A/1938/2018 - 3/6 - 6. Invité à compléter son recours, l’assuré a expliqué, par une écriture du 25 juin 2018, que le SPC avait retenu un montant de CHF 1'575'000.- comme valeur de son bien immobilier, alors que, par un courrier du 13 février 2018, l’AFC lui avait indiqué qu’elle reprenait l’ancienne valeur fiscale, à savoir CHF 1'200'000.-. 7. Par mémoire du 20 juillet 2018, le SPC a conclu au rejet du recours. La période litigieuse s’étendait du 1er juillet au 30 novembre 2017 ; l’état de fortune à prendre en compte était celui au 1er janvier de l’année pour laquelle la prestation était servie, soit en l’espèce la valeur fiscale au 31 décembre 2016, qui était de CHF 1'575'000.-. 8. L’assuré n’a pas fait usage de la possibilité que la CJCAS lui a accordée, en lui transmettant cette écriture, de présenter encore d’éventuelles observations et joindre toutes pièces utiles.

EN DROIT

1. Conformément à l'art. 134 al. 1 let. a ch. 3 de la loi sur l'organisation judiciaire du 26 septembre 2010 (LOJ - E 2 05), la CJCAS connaît en instance unique des contestations prévues à l’art. 56 de la loi fédérale sur la partie générale du droit des assurances sociales du 6 octobre 2000 (LPGA - RS 830.1) relatives à la loi fédérale sur les prestations complémentaires à l’assurance-vieillesse, survivants et invalidité du 6 octobre 2006 (LPC - RS 831.30). Elle statue aussi, comme le rappelle l'art. 134 al. 3 let. a LOJ, sur les contestations prévues à l'art. 43 de la loi cantonale sur les prestations complémentaires cantonales du 25 octobre 1968 (LPCC - J 4 25). Elle est donc compétente pour statuer sur le recours, dès lors que celui-ci est dirigé contre une décision sur opposition rendue en application des lois précitées.
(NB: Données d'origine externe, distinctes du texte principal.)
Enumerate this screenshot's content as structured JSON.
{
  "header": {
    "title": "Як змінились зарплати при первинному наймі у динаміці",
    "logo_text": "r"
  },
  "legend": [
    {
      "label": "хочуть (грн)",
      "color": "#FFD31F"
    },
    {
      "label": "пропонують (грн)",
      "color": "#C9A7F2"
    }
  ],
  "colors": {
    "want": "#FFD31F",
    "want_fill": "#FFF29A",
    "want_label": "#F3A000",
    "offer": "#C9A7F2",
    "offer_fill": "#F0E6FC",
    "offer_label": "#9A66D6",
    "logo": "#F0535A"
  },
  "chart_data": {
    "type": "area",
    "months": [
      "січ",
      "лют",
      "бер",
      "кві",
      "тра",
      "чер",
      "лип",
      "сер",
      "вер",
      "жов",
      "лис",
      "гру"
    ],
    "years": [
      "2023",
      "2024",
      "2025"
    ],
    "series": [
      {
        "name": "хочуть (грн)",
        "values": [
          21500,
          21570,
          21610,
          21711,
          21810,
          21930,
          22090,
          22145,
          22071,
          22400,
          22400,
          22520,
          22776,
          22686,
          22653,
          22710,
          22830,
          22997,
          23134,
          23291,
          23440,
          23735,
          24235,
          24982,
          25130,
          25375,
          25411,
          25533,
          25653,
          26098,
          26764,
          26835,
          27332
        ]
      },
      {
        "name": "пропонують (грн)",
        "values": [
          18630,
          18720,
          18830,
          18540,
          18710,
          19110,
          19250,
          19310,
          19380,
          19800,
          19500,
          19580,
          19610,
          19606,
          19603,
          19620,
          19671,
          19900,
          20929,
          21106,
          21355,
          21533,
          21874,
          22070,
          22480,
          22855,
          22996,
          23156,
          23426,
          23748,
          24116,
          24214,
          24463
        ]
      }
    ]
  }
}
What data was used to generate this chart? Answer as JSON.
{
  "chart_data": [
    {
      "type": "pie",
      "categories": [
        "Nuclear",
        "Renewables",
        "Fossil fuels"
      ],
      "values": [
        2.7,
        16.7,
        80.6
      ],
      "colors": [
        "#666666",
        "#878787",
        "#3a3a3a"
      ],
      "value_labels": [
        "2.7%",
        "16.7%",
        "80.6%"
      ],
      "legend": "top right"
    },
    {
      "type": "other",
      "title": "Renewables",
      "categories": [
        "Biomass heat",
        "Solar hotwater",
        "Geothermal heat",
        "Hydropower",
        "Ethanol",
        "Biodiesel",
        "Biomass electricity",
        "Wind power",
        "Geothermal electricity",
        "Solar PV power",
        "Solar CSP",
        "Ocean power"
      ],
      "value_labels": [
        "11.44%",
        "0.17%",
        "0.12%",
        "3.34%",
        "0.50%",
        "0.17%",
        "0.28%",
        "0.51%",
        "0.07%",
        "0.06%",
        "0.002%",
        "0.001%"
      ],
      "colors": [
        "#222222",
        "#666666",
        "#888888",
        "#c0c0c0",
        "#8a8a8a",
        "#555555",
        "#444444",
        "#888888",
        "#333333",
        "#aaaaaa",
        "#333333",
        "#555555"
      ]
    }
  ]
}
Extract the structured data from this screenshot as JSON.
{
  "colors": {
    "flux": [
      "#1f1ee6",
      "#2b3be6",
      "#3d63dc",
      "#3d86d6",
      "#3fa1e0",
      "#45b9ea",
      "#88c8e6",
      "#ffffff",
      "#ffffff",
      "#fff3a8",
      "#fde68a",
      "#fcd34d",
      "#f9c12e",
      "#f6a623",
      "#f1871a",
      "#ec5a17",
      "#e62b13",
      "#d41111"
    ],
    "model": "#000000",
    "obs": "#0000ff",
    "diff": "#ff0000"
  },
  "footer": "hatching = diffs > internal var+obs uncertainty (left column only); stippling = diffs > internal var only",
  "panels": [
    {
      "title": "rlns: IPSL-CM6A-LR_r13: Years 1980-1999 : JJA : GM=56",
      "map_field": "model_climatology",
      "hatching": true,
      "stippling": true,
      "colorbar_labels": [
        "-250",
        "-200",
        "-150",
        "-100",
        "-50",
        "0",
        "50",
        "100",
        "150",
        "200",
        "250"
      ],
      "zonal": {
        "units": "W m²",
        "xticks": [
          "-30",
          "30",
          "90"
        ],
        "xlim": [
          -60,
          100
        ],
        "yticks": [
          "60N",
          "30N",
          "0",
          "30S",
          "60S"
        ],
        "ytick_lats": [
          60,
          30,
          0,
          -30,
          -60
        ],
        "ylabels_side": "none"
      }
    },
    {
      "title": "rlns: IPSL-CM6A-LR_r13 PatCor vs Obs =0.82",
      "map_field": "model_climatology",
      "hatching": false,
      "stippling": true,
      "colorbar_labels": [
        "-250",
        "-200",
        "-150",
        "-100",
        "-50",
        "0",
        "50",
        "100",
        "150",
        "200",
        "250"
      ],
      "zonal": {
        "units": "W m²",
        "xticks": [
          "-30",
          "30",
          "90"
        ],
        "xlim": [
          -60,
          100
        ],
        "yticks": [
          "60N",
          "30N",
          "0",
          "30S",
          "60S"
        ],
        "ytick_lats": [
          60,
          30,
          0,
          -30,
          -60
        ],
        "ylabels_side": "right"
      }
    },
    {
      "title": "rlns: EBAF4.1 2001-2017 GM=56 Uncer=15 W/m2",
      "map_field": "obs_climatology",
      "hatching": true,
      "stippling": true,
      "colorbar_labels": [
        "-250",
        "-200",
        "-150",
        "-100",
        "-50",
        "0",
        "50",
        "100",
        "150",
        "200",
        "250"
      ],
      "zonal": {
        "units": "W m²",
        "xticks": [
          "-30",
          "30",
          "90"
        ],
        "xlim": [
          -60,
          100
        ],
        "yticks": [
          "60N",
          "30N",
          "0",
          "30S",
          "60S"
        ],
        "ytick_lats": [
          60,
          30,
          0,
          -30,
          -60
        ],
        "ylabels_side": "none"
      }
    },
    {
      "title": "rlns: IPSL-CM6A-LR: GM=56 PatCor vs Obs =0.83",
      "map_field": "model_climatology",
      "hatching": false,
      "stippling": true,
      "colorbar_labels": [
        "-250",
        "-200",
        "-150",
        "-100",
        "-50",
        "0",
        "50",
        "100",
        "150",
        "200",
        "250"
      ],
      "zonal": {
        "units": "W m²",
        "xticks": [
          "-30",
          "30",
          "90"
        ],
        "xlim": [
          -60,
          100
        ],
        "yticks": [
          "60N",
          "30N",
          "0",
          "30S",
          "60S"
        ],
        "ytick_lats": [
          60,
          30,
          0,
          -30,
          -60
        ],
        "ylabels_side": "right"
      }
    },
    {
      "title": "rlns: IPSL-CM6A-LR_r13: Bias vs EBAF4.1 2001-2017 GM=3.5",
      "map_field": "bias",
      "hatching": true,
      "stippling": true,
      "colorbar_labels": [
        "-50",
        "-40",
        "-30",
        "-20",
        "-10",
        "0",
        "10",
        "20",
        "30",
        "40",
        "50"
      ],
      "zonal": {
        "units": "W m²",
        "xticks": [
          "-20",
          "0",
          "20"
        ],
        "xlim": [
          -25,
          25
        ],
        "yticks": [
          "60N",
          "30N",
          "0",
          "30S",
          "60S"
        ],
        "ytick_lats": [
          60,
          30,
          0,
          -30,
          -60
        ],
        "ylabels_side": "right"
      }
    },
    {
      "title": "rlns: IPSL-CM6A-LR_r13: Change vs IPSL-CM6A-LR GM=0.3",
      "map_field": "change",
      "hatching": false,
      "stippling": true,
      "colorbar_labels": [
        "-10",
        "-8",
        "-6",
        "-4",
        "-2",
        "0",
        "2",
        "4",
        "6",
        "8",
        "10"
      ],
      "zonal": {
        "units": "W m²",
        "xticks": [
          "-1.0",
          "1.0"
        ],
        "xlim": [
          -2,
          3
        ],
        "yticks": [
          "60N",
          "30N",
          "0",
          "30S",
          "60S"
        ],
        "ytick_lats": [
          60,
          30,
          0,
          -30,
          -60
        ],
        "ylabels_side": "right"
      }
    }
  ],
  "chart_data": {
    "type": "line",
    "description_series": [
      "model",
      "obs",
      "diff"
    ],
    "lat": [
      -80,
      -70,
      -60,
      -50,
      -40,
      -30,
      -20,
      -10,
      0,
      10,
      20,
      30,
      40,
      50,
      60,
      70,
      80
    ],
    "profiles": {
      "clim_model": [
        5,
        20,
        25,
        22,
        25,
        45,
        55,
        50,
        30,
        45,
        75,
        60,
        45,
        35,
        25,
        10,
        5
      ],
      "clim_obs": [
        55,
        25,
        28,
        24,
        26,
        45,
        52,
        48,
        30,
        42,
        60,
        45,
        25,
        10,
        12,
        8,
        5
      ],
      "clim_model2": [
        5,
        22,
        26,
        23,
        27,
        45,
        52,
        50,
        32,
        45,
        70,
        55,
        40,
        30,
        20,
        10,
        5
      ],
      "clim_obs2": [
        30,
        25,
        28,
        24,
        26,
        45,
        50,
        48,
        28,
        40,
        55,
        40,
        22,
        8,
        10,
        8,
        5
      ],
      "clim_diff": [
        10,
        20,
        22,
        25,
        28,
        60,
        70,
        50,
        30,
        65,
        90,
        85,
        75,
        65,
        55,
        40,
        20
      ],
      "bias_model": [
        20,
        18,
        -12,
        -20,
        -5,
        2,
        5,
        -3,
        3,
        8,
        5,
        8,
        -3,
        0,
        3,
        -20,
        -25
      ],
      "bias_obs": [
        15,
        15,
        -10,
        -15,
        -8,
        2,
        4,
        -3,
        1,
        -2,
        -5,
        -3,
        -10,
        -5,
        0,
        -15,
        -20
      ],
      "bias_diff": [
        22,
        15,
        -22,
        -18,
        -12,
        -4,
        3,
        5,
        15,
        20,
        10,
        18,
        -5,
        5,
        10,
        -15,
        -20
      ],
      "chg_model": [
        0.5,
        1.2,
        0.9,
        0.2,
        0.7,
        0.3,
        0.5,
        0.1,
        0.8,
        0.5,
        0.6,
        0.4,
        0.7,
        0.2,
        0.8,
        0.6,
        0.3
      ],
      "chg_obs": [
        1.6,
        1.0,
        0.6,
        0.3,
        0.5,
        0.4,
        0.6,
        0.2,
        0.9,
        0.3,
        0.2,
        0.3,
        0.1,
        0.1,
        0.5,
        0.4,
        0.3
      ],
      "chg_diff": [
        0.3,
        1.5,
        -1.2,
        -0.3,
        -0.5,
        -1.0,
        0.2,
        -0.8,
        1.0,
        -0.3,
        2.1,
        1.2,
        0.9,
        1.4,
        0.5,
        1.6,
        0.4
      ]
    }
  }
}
Le recours a été interjeté en temps utile (art. 60 LPGA ; art. 43 LPCC). Tel qu’il a été complété dans le délai imparti à cette fin, il satisfait aux exigences, peu élevées, de forme et de contenu prévues par la loi (art. 61 let. b LPGA ; art. 89B de la loi sur la procédure administrative du 12 septembre 1985 - LPA - E 5 10). Touché par la décision attaquée et ayant un intérêt digne de protection à son annulation ou sa modification, le recourant a qualité pour recourir (art. 59 LPGA ; art. 60 al. 1 let. a et b et art. 89A LPA). Le recours est donc recevable. 2. Le litige porte exclusivement sur la valeur fiscale du bien immobilier du recourant prise en compte par l’intimé.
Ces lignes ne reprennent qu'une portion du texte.